Appendix A: Quality scoring instrument

Study design Points

Human

interventional:

  • parallel controlled trial4Randomization reported?(+1)
  • cross over trial3
  • time series trial (before-after)2
  • non-concurrent / historic controls2
  • natural experiment2

observational

  • cohort, prospective4
  • cohort, retrospective3
  • cross-sectional3
  • case-control3
  • descript., case report/series1

Basic Science

interventional:

  • parallel controlled4
  • cross over trial3
  • set of before-after trials3
  • before-after, no controls2

observational

  • comparative3
  • case series1

Other:

  • meta analysis2
  • instrument validation1
  • literature review1
  • other:0
  • don’t know / not sure0

Scoring:

For each applicable item, 0-2 points are awarded (2 if fully met, 1 if partially met, 0 if not met). In addition, points are awarded based on the study design and based on whether randomization was present (0-5). The maximum possible total is (19 * 2) + 5 = 43. For each item which is not applicable, such as blinding of subjects in basic science research, 2 points are subtracted from 43, resulting in the total possible score. The summary score is calculated by dividing the total score achieved by the total possible score.

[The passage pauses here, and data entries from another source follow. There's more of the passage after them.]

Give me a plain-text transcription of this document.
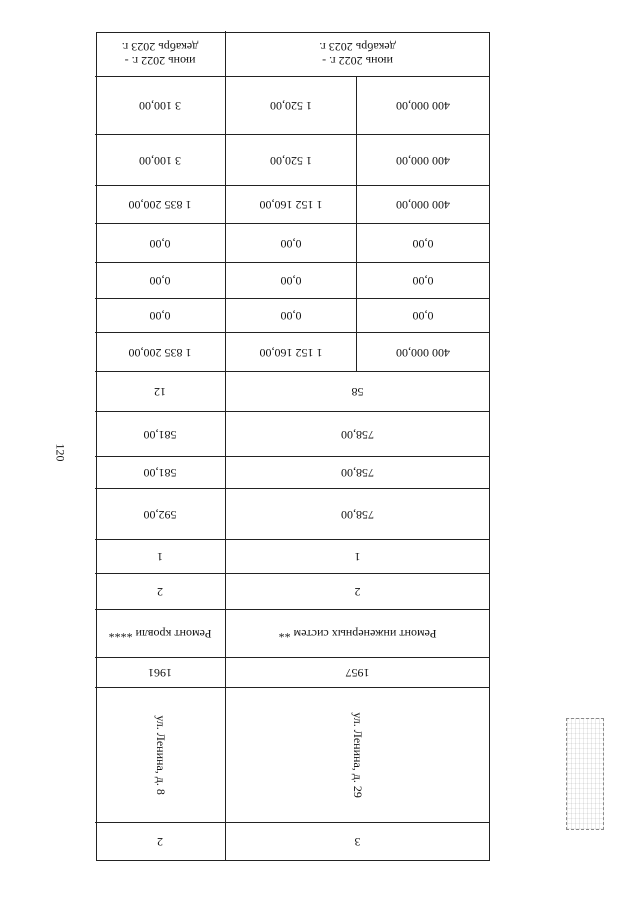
120
3
2
ул. Ленина, д. 29
ул. Ленина, д. 8
1957
1961
Ремонт инженерных систем **
Ремонт кровли ****
2
2
1
1
758,00
592,00
758,00
581,00
758,00
581,00
58
12
400 000,00
1 152 160,00
1 835 200,00
0,00
0,00
0,00
0,00
0,00
0,00
0,00
0,00
0,00
400 000,00
1 152 160,00
1 835 200,00
400 000,00
1 520,00
3 100,00
400 000,00
1 520,00
3 100,00
июнь 2022 г. -
декабрь 2023 г.
июнь 2022 г. -
декабрь 2023 г.
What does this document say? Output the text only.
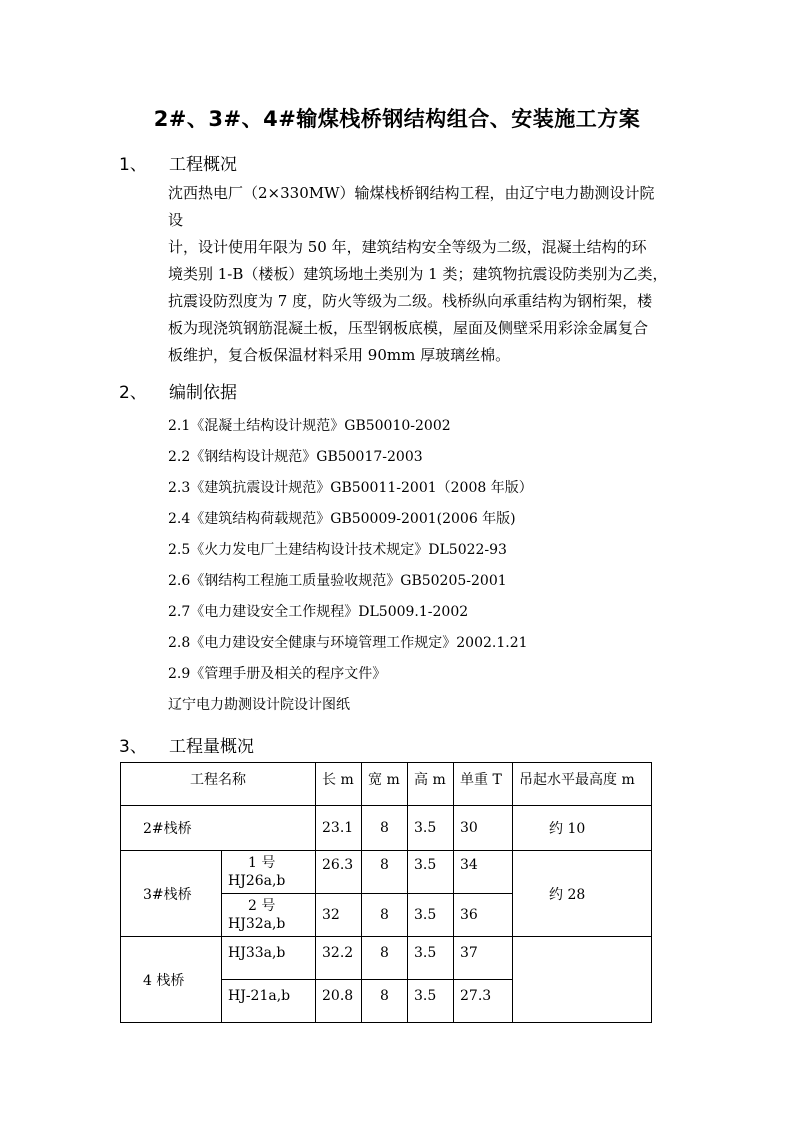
2#、3#、4#输煤栈桥钢结构组合、安装施工方案
1、 工程概况
沈西热电厂（2×330MW）输煤栈桥钢结构工程，由辽宁电力勘测设计院设
计，设计使用年限为 50 年，建筑结构安全等级为二级，混凝土结构的环
境类别 1-B（楼板）建筑场地土类别为 1 类；建筑物抗震设防类别为乙类，
抗震设防烈度为 7 度，防火等级为二级。栈桥纵向承重结构为钢桁架，楼
板为现浇筑钢筋混凝土板，压型钢板底模，屋面及侧壁采用彩涂金属复合
板维护，复合板保温材料采用 90mm 厚玻璃丝棉。
2、 编制依据
2.1《混凝土结构设计规范》GB50010-2002
2.2《钢结构设计规范》GB50017-2003
2.3《建筑抗震设计规范》GB50011-2001（2008 年版）
2.4《建筑结构荷载规范》GB50009-2001(2006 年版)
2.5《火力发电厂土建结构设计技术规定》DL5022-93
2.6《钢结构工程施工质量验收规范》GB50205-2001
2.7《电力建设安全工作规程》DL5009.1-2002
2.8《电力建设安全健康与环境管理工作规定》2002.1.21
2.9《管理手册及相关的程序文件》
辽宁电力勘测设计院设计图纸
3、 工程量概况
工程名称		长 m	宽 m	高 m	单重 T	吊起水平最高度 m
2#栈桥		23.1	8	3.5	30	约 10
3#栈桥	1 号
HJ26a,b	26.3	8	3.5	34	约 28

	2 号
HJ32a,b	32	8	3.5	36	
4 栈桥	HJ33a,b	32.2	8	3.5	37	
	HJ-21a,b	20.8	8	3.5	27.3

Quality assessment / yes / partial / no / n/a
1.Question / objective sufficiently described?
2.Design evident and appropriate to answer study question?
3.Subject characteristics sufficiently described?
4.Subjects appropriate to the study question?
5.Controls used and appropriate? (if no control, check no)
6.Method of subject selection described and appropriate?
7.If random allocation to treatment groups was possible, is it described? (if not possible, check n/a)
8.If blinding of investigators to intervention was possible, is it reported? (If not possible, n/a)
9.If blinding of subjects to intervention was possible, is it reported? (If not possible, n/a)1
10.Outcome measure well defined and robust to measurement bias? Means of assessment reported?
11.Confounding accounted for?
12.Sample size adequate?
13.Post hoc power calculations or confidence intervals reported for statistically non significant results?
14.Statistical analyses appropriate?
15.Statistical tests stated?
16.Exact p-values or confidence intervals stated?
17.Attrition of subjects and reason for attrition recorded?
18.Results reported in sufficient detail?
19.Do the results support the conclusions?
Sum (items 1-19)

How to calculate a summary score:

The summary score is calculated as the ratio of the points awarded to the maximum possible score. The maximum possible score depends on the number of items that are applicable based on the type of research. There are more applicable items for more sophisticated designs, such as controlled clinical trials than for simpler studies, such as case reports. For each quality assessment item, a maximum of 2 points is awarded (0 if not met, 1 if partially met, 2 if fully met), resulting in a maximum of 38 if all quality assessment items are applicable and fully met, plus 5 points for design. Points awarded based on design serve to counterbalance inequalitities arising from the applicability of the various items. E.g. for randomized parallel controlled trials, to get a full score (2 points) for control for confounding, beside randomization, a statement on the comparability of relevant prognostic factors between the groups, or else, additional measures of control are needed. In contrast, in cross over trials, comparability of confounding factors is assumed to be present. Consequently, if weighted equally, cross over trials would tend to score better, irrespective of quality. Thus, the points for design do not constitute a value judgment of design. Rather, the appropriateness of the design was considered to depend on the nature of the research question and was assessed in item 2 of the quality instrument, “description and appropriateness of the study design”. Also, there is a deduction of 2 points for any uncontrolled design (item 5).

Examples:

a) All 19 items apply to a controlled trial with negative results if double blinding and randomization are feasible, resulting in a maximum possible sum of points of 43 (2*19 + 5 for design). In a report, randomization is mentioned, but the method of randomization (item 7), and power calculations or confidence intervals (item 13) are not provided resulting in a deduction of 4 points. All other items are fully met. The sum of points is 39 (43-4), resulting in a summary score of 39/43 = 0.91.

b) For a case series, the items 7 to 17 (= 11 items) are not applicable, resulting in a maximum possible total of 21 generated from 8 applicable items plus 5 points (design). In a sample abstract, 5 of 8 required items are fully met (5*2 = 10 points), but the rationale for presenting the series is not entirely clear (item 1, partially met = 1 point). There is a further deduction for lack of controls (item 5 = 0 point). The study design is given 1 point (out of 5). Thus, the total is 10+1+1+0 = 12. The summary score is then calculated as 12/21 = 0.57.